Sur Ajans, bayrama 3 gün kala bir zamanlar alışverişin merkezi olan Sur’da yurttaşlara mikrofon uzattı.
“Taş mı yağmış?”
Çarşiya Şewiti’nin sonunda karşılaştığımız orta yaşlı bir kadın “Kamerada çıkmak ayıptır” diyerek çekmemizi istemiyor. Diyarbakır’da alışık olduğumuz ve sokak röportajlarında karşılaştığımız bu durum hem siyasal atmosferden hem de ailevi çekincelerden kaynaklanıyor. ‘Mikrofon Sende Kamera Başka Yerde’ metodunu uyguladığımızda kadın konuşmaya başlıyor ve ekonomik tabloyu ‘taş yağması’ olarak tanımlayarak, “Bu nedir ya. Taş mı yağmış? Sabahtandır geziyorum fiyatlardan dolayı hiçbir şey alamadım. Ne yapacağız?” diye sitemini dile getiriyor.
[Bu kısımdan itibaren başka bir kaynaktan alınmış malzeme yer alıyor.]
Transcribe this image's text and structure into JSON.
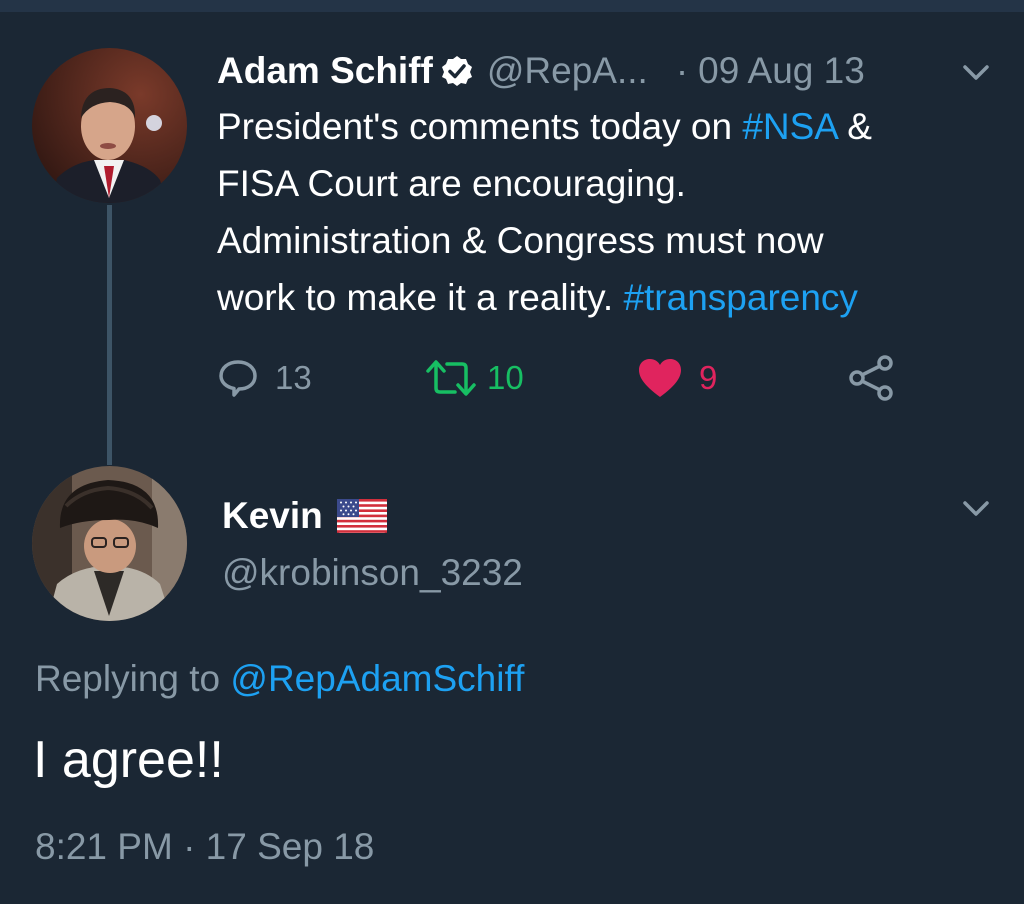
{
  "original_tweet": {
    "name": "Adam Schiff",
    "handle": "@RepA...",
    "separator": "·",
    "date": "09 Aug 13",
    "text_lines": [
      {
        "before": "President's comments today on ",
        "tag": "#NSA",
        "after": " &"
      },
      {
        "before": "FISA Court are encouraging.",
        "tag": "",
        "after": ""
      },
      {
        "before": "Administration & Congress must now",
        "tag": "",
        "after": ""
      },
      {
        "before": "work to make it a reality. ",
        "tag": "#transparency",
        "after": ""
      }
    ],
    "actions": {
      "replies": "13",
      "retweets": "10",
      "likes": "9"
    }
  },
  "reply_tweet": {
    "name": "Kevin",
    "handle": "@krobinson_3232",
    "replying_prefix": "Replying to ",
    "replying_to": "@RepAdamSchiff",
    "text": "I agree!!",
    "timestamp": "8:21 PM · 17 Sep 18"
  },
  "colors": {
    "background": "#1b2734",
    "link": "#1da1f2",
    "secondary_text": "#8899a6",
    "retweet_green": "#17bf63",
    "like_red": "#e0245e"
  },
  "icons": [
    "verified-badge-icon",
    "chevron-down-icon",
    "reply-icon",
    "retweet-icon",
    "heart-icon",
    "share-icon",
    "us-flag-icon"
  ]
}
“2 bin liraya aldığım şeye bak”
Melik Ahmet Caddesi üzerinde röportaj yaparken yanımıza yaklaşan başka bir yurttaş da duyabileceğimiz tonda “Her şey çok pahallı” diyor. Röportajdan sonra kendisine mikrofonu uzatıyoruz. Elindeki 3 poşeti göstererek, “2 bin liraya aldığım şeye bak. 2 bin liralık ne var burada. Bir çocuğa elbise alayım diyorum. 500 lira tutuyor. Ben nasıl alayım?” diyor.
“Antrenör değişikliğine ihtiyaç var”
Ekonomik tablodan iktidarı sorumlu tutan bir başka yurttaş ise “Bir antrenör değişikliğine ihtiyaç var” ifadesiyle çarşıdaki fiyatların kontrolden çıktığını dile getiriyor.
Ekonomi iyi olsa 100 liraya çalışır mıydı?
Satıcı, alıcının yanı sıra çalışan gençler de ekonomik tablodan memnun olmadığını söylüyor. Lokum tezgahında duran gençlerden biri “Ben Cumhurbaşkanına sesleniyorum. Ekonomi iyi olsa 100 liraya çalışır mıydık?” diyor ve ekonomik tablo üzerinden kendi aralarında “Kaynanası bundan evlenmek için 300 bin lira para istemiş? Bu da gelmiş günlük 100 liraya çalışıyor” şaka karışık ifadeleri kullanmaktan da geri durmuyorlar.